Buying prawns for Christmas? Here's what you need to know
SUNSHINE Coast seafood lovers will still be able to slap a prawn on the barbie right up to Christmas, according to local suppliers.
Despite prawn prices reportedly spiking heading into the festive season, there are plenty of options for customers right up to the 25th.
Caloundra Seafood Markets owner Matt Taylor said a price rise heading into Christmas was the norm.
The 22-year industry veteran encouraged buyers looking to avoid long lines, to buy early.
"While it is pretty tough at the moment it is no different to what we see every year," Mr Taylor explained.
"Because it is the start of the shallow water season, there is a lot of good quality product going off shore. But we still have good numbers.
"We are doing our best to keep our prices the same as last year. But we are unsure on the exact price until we get the unloads."
He said there were other, cheaper alternatives to the King prawn - the one that everyone craves.
"The smaller grades of prawn like the Tiger or Endeavours are less in-demand and will be a little easier on the wallet," he said.
"If you want the freshest prawns, we are available 36 hours over Christmas but customers can also buy early.

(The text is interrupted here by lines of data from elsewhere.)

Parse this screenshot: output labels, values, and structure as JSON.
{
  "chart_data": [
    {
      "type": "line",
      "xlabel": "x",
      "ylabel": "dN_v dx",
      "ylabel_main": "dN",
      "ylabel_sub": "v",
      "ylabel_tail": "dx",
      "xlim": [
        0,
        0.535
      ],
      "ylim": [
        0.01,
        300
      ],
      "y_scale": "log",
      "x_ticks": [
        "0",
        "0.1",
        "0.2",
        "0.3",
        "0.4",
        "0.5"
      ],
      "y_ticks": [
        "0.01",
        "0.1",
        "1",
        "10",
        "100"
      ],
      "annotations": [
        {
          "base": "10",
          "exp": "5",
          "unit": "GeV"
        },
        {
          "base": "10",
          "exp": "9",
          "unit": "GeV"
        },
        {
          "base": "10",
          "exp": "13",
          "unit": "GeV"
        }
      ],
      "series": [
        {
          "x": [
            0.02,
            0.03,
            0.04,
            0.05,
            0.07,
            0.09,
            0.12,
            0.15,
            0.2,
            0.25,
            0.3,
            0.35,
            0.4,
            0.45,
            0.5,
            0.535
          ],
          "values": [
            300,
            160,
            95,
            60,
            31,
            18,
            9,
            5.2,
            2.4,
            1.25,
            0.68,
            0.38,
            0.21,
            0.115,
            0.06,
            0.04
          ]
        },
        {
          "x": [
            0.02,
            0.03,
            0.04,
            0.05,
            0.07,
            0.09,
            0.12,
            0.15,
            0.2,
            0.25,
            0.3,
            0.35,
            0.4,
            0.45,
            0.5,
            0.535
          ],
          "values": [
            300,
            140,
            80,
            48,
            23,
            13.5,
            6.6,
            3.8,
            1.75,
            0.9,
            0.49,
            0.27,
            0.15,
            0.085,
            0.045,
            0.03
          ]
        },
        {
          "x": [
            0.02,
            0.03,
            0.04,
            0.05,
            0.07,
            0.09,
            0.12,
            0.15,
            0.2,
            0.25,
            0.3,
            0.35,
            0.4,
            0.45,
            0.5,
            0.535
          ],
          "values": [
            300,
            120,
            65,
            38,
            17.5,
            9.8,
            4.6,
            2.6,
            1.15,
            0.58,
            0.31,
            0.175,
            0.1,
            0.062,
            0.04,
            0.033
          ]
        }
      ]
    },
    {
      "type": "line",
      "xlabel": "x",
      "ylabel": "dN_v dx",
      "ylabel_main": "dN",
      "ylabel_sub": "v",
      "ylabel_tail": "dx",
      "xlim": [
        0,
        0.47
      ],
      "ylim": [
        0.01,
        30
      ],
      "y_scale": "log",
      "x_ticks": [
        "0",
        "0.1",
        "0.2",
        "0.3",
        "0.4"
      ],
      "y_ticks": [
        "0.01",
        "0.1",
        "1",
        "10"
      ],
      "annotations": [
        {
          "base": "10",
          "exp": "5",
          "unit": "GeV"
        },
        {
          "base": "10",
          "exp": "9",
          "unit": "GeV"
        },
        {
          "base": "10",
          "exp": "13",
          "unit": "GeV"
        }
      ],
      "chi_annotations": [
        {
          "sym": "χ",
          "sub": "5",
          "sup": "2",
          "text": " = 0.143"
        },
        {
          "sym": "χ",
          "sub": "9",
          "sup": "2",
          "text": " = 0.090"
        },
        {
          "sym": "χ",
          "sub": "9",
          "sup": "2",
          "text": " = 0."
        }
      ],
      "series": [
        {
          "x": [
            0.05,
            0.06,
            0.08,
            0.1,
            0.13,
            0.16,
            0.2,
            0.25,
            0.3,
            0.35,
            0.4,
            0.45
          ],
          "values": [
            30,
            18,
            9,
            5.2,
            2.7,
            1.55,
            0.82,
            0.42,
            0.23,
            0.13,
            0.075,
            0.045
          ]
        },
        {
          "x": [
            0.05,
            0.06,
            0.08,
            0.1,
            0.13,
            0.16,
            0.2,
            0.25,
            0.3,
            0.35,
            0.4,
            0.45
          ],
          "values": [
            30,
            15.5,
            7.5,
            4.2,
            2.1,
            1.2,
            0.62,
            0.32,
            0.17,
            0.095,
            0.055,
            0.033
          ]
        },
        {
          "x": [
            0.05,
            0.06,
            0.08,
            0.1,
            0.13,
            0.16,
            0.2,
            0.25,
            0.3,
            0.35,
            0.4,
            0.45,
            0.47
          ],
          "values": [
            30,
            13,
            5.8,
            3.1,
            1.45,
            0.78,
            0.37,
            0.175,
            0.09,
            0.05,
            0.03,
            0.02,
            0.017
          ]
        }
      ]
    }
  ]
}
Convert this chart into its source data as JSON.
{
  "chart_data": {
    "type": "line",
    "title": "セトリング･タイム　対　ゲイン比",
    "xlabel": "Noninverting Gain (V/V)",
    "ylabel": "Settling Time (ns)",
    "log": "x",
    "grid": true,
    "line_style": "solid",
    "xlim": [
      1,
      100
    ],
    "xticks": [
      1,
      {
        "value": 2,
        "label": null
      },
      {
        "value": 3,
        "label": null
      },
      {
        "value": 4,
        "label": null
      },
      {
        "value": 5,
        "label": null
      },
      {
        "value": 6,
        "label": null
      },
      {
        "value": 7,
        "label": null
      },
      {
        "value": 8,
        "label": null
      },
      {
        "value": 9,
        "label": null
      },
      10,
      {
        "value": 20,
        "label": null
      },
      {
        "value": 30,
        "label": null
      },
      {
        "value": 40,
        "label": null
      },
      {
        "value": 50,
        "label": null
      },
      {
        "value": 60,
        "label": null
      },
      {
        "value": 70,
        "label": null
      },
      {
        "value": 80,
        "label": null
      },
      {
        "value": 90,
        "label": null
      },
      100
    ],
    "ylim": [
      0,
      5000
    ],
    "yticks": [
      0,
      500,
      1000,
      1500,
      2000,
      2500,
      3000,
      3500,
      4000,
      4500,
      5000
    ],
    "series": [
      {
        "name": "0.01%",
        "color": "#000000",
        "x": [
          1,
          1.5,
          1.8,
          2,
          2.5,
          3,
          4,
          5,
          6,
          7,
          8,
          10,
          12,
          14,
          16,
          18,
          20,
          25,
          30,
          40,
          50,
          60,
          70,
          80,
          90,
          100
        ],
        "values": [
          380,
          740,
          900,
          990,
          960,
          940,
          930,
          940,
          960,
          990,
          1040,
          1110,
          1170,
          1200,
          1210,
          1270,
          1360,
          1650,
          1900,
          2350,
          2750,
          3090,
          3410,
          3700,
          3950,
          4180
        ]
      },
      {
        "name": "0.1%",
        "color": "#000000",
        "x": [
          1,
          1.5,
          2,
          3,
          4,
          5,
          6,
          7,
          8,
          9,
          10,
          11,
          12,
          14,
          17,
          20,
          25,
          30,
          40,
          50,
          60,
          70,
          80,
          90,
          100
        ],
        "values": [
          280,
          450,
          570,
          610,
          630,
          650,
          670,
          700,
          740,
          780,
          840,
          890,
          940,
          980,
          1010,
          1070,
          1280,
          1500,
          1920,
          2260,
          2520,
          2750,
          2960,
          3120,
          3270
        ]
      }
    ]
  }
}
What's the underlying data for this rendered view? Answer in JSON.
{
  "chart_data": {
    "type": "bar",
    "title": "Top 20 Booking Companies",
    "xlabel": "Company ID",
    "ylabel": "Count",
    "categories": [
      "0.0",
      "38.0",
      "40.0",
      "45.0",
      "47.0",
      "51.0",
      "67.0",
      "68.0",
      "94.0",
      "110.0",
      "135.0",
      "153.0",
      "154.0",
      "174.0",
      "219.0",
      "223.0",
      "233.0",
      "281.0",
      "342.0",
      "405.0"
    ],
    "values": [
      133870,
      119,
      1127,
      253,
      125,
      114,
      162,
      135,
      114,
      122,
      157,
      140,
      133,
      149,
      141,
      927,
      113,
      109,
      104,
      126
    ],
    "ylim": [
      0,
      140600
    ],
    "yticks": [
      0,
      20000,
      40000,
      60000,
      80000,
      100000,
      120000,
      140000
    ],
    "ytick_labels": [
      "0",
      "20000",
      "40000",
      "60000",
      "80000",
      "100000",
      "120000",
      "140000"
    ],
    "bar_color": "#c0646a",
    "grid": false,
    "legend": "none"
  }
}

"Prawns can be kept in the freezer for three months. In the fridge they last up until four days, so long as they're in a sealed container and covered with ice and salt."
Suncoast Seafoods in Maroochydore say they're lucky to not rely on prawns to turn a profit.
"We are getting Tigers at the moment, not the Kings like usual," owner Stuart Ruddell said.
"Last year the prawns went up over Christmas because it is the best money making period. We don't make much profit on prawns.
"Only a few months ago they were $22 per kilo now they're up over $28 per kilo. That is about average for Christmas."
Queensland Seafood Marketers Association president Marshall Betzel warned prawn supplies were "pretty tight" around the country and prices for large sea-caught tiger and king prawns could surge above $40/kg closer to the festive season.
He said the "double whammy" of booming Chinese demand for Australian wild-caught prawns and ongoing import restrictions was driving up prices. However, other popular crustaceans such as tropical lobster were also in short supply.
"The overall message is don't leave it to the last minute to go shopping for seafood for Christmas," Mr Betzel said.
"The prudent buyer should be looking at buying prawns today. Prawns snap-frozen on the boat come up a treat when thawed out so you could be buying them and putting them in the freezer until Christmas to make sure you don't miss out."